Öncelikle geç kalmış bir yazıyı kaleme almaya çalıştığımı belirtmek isterim. 

Geçtiğimiz haftanın son mesai günüydü. Mübarek Cuma günü...

Konya Büyükşehir Belediyesi'nin Mevlana Kültür Merkezi'nde bu yıl 12.'sini açtığı ve artık bir Konya geleneği olan KOMEK Altın Dokunuşlar Sergisi'ni ziyaret edip sunulan Bilgi Şöleni'nden istifade etmek nasip oldu. 
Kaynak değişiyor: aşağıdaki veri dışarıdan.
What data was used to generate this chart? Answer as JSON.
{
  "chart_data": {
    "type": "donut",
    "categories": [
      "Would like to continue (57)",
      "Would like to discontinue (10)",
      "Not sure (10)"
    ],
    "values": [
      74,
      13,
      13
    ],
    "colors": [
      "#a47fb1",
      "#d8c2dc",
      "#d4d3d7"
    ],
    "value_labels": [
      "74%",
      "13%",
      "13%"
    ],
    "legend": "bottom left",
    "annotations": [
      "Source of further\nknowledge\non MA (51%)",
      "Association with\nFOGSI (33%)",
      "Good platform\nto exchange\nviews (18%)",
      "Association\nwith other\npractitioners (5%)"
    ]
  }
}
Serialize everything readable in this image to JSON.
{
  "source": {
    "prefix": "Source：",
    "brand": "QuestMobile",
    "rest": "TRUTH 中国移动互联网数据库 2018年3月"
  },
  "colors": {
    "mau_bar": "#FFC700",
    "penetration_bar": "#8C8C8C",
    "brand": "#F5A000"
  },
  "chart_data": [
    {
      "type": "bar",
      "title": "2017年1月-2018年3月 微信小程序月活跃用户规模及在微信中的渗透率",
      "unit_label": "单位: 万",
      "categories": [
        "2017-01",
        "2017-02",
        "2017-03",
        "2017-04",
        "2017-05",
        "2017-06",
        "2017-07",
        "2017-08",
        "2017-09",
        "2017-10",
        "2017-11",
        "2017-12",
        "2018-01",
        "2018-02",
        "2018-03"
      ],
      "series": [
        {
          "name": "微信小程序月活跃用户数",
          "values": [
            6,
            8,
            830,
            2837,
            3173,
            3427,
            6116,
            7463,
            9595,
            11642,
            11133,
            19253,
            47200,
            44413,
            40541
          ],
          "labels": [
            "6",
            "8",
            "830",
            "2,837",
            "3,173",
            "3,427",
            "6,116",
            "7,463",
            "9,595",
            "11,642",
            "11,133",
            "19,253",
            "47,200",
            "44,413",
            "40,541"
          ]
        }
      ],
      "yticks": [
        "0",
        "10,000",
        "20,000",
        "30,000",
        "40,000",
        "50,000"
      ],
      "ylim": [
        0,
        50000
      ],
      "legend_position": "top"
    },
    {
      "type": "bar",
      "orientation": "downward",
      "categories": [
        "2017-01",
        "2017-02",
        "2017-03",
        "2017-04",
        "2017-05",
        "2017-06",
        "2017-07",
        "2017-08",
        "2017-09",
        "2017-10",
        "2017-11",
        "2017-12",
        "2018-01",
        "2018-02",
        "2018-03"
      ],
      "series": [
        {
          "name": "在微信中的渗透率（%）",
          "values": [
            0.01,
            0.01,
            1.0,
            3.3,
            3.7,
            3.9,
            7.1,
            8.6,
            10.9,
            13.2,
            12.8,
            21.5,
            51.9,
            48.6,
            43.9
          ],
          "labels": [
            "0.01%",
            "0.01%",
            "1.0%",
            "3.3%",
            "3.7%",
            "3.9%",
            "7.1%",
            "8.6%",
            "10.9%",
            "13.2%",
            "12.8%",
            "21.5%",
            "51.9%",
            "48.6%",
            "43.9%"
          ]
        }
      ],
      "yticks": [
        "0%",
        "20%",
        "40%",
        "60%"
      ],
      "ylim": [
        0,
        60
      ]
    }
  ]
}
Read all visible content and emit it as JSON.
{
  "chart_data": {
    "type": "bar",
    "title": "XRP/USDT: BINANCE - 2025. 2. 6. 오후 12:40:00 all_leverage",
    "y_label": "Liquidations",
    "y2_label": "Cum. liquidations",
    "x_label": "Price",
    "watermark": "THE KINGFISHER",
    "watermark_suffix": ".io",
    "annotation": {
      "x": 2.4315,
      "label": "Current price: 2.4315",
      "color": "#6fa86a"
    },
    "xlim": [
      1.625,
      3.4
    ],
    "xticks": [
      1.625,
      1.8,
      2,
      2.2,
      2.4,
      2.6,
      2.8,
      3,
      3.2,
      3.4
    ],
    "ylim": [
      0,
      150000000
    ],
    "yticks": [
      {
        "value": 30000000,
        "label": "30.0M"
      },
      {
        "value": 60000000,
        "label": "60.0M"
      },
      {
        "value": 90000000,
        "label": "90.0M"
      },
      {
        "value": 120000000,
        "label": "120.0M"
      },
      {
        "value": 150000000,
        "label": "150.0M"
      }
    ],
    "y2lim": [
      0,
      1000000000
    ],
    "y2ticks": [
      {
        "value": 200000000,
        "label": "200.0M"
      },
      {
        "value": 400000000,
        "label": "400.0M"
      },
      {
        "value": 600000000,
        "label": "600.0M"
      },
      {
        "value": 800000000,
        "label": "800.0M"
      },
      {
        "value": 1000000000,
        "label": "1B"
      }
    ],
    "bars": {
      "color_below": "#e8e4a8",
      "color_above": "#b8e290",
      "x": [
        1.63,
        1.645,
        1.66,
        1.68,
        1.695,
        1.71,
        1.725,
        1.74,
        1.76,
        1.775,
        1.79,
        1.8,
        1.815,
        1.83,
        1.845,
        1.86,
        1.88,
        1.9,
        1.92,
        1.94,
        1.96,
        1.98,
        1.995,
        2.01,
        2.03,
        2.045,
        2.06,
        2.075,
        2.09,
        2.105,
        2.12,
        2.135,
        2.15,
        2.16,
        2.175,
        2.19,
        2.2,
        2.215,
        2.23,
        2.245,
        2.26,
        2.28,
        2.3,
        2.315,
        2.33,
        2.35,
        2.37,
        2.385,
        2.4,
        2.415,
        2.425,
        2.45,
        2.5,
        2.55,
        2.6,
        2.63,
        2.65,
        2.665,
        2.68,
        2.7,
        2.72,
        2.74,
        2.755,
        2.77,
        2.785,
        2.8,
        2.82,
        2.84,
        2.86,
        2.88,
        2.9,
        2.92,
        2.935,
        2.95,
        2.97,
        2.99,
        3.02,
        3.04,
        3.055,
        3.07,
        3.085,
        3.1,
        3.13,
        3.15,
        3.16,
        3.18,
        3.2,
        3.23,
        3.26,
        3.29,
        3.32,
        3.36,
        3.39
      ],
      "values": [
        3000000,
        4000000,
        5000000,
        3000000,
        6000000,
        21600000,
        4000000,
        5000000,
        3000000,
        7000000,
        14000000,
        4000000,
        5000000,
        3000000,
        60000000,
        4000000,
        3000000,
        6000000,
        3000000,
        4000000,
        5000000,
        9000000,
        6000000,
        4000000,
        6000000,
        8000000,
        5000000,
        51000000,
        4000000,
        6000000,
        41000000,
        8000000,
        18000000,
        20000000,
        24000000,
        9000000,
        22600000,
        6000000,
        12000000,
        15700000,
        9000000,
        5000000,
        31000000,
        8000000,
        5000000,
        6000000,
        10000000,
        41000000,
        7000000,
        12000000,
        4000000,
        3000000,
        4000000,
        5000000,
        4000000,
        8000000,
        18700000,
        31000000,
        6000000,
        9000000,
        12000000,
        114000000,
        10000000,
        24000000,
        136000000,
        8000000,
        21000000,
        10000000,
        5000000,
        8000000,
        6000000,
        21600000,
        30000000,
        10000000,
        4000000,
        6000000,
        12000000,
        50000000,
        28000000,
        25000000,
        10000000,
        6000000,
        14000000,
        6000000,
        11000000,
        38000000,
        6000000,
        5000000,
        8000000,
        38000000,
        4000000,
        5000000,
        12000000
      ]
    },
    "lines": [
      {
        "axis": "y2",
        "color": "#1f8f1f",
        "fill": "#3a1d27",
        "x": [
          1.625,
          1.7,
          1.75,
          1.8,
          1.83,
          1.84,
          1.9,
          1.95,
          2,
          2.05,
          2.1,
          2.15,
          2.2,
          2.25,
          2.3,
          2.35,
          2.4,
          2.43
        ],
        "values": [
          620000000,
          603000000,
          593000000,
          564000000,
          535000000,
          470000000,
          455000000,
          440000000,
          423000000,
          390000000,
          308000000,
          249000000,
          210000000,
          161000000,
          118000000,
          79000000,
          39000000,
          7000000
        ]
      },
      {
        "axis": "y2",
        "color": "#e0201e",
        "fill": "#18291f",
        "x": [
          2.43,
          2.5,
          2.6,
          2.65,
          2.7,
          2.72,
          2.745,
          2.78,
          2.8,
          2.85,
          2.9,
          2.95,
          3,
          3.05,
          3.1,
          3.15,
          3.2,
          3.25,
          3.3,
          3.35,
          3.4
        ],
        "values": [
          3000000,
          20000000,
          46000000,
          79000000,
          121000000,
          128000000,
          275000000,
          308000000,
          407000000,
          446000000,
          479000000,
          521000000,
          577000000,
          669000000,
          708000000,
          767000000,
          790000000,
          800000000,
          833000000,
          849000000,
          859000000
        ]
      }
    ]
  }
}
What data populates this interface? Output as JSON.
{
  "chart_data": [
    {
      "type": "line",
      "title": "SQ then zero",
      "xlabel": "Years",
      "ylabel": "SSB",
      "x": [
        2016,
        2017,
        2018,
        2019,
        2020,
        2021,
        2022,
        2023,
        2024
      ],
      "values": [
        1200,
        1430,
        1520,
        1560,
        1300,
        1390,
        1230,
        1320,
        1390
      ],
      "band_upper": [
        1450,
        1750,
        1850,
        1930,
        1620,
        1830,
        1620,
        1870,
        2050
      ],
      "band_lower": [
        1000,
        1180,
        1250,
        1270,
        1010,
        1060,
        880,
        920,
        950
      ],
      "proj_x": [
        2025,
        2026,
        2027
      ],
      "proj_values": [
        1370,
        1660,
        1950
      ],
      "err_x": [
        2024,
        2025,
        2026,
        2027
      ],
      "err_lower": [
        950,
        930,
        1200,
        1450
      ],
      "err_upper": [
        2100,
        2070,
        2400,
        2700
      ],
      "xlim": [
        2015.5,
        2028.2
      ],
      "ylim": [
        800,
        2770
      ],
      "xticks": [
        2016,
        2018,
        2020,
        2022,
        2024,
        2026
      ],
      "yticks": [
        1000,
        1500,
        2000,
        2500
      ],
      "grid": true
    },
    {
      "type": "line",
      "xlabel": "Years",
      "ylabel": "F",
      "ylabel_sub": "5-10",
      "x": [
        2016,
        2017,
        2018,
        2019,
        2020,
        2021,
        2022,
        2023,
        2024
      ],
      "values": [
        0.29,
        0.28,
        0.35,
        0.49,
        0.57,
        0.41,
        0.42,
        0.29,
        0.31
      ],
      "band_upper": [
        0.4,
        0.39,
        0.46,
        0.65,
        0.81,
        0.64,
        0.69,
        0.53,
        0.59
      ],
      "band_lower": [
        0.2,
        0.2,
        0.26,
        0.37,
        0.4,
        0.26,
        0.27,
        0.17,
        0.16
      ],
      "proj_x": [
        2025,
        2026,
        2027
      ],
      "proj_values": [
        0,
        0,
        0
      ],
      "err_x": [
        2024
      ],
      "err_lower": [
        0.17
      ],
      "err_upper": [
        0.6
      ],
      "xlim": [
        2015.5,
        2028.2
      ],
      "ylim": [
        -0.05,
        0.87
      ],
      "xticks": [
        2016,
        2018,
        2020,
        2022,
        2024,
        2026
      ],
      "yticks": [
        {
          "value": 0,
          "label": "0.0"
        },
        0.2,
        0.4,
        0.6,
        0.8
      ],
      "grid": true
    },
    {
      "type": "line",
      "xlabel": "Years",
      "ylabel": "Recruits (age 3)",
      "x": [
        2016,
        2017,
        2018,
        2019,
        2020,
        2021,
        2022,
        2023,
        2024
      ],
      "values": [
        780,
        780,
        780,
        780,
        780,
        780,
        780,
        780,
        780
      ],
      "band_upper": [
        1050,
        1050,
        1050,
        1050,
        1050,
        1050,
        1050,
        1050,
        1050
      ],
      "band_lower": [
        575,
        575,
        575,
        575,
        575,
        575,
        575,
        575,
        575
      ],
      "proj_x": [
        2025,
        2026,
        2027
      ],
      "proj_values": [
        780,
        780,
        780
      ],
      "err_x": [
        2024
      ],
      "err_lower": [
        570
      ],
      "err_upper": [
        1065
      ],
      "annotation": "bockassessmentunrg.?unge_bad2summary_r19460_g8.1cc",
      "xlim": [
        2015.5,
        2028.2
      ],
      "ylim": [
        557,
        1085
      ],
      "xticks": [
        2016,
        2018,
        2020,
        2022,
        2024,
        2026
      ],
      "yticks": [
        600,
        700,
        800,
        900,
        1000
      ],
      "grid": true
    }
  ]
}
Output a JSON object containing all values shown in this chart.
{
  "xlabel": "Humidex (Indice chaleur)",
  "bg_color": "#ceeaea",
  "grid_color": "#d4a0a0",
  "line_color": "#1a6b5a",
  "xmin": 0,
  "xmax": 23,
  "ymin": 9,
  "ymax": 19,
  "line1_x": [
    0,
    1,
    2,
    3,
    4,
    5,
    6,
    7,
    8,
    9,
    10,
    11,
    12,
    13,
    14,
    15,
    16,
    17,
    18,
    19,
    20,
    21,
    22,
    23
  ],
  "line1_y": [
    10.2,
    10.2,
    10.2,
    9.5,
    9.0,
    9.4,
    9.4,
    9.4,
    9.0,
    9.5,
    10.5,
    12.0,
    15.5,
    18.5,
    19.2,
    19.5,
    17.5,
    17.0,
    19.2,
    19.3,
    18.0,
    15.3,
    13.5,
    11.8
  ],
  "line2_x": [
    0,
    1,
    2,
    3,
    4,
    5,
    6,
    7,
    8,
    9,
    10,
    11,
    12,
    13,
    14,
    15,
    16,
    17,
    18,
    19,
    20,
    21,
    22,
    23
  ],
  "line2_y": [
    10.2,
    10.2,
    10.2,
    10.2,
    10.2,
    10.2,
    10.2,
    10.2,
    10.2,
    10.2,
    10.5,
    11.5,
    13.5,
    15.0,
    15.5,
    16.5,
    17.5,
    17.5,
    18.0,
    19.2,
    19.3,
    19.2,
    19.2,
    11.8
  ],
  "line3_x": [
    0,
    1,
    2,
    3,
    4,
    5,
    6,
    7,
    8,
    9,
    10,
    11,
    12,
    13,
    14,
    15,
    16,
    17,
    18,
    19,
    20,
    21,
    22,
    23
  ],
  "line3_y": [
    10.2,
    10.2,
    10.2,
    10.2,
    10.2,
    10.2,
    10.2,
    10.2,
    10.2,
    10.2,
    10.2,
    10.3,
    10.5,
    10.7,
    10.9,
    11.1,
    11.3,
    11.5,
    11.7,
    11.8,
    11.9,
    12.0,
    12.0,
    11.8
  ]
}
KOMEK artık bu şehrin bir değeri, bir markası oldu. KOMEK denilince insanların aklında binlerce şey şekilleniveriyor. 

KOMEK'le ilgili bu şehirde yaşayan hemen herkesin bir hatırası vardır diye düşünüyorum. 

Ya gitmiş kurslarından faydalanmışlardır, ya da benim gibi fırsat bulamadığı için gidememiş ama gidenlerin neler kazandığını görünce onlara özenenler vardır. 

Konya Büyükşehir Belediyesi'nin sosyal belediyecilik anlamında bu şehre ve bu şehrin insanlarına yaptığı en büyük hizmet bana göre KOMEK'ler aracılığı ile yapılan eğitim faaliyetleridir. 

Çünkü bu faaliyetlerle insanlar klişeleşmiş tabirle balık yemeyi değil, balık tutmayı öğreniyorlar. 

Balık tutmayı öğrenenlere de somut birçok örnek var. Kimisi buradan edindiği bilgiler ve başarılı olmanın akabinde aldığı belgelerle kendi iş yerini açıyor; kimisi el becerilerini evinde konuşturuyor...

Kimileri de var ki, önce kursiyer / öğrenci olmuş, sonrasında bilgi ve deneyimlerini kendisinden sonra gelecek olanlara aktarabilmek için KOMEK bünyesinde çalışmaya başlamış. 

Bunlarla da sınırlı değil elbet. Büyükşehir Belediyesi'nin altyapısını gönüllülük esasına dayalı olarak hazırladığı KOMEK'te nice gönüllüler nice gönüllere hitap etmeyi başarıyor. 

Sadece bunlarla da sınırlı değil elbet. Yani el becerileriyle kalmıyor. 150 farklı branştan bahsediliyor. 

Saymak isterim ama sayamam ki. Bu sayfada bana ayrılan bölüm, buradaki hizmetleri aktarmam için yeterli bile gelmez. 

Ancak size naçizane tavsiyem, Mevlana Kültür Merkezi'nde bulunan Altın Dokunuşlar Sergisi'ni bir gezip görmeniz. Biraz acele etmeniz gerekiyor, zira son günlerine geldik. Sergi birkaç güne kadar kalkmış olacak. 

Gördüğünüz zaman benim anlatamadıklarımı anlamış, yaşayarak öğrenmiş olacaksınız. Belki bu gönüllülük kervanında yer almak isteyecek, belki yeni iş kapılarının perdelerini aralayacaksınız. 

78 yaşına gelmiş olmasına rağmen KOMEK'le tanıştıktan sonra eğitme arzusu yeniden filizlenen Oğuz amcanın ahşabı aşkla yakarak nasıl yeniden şekillendirdiğine;

bir ev hanımının hamarat bir el olduğunun farkına burada varıp seyrine doyum olmayan sanat ürünleri ortaya koyduğuna;

sıradan cam kırıklarının biraraya getirildiğinde mükemmel bir sanat yapıtını ortaya çıkardığına;

kısacası zanaatın sanata dönüşüne şahitlik etmek isteyenleri KOMEK'in sergisini gezmeye tekraren davet ediyorum. 

Bütün bunların yanında beni en derinden etkileyen şeyin 76 yaşındaki bir ninenin hiç bilmediği Kur'an'la burada tanışarak, 8 ay gibi kısa bir süre içerisinde Kur'an'ı öğrenmesi oldu. 

Öğrenmenin yaşı yokmuş hakikaten. 7'den 77'ye herkesin öğreneceği bir şeyler illa ki vardır. KOMEK bir halk üniversitesi hüviyetine bürünmüş yapısı ile öğrenmek isteyenler için büyük fırsatlar sunuyor.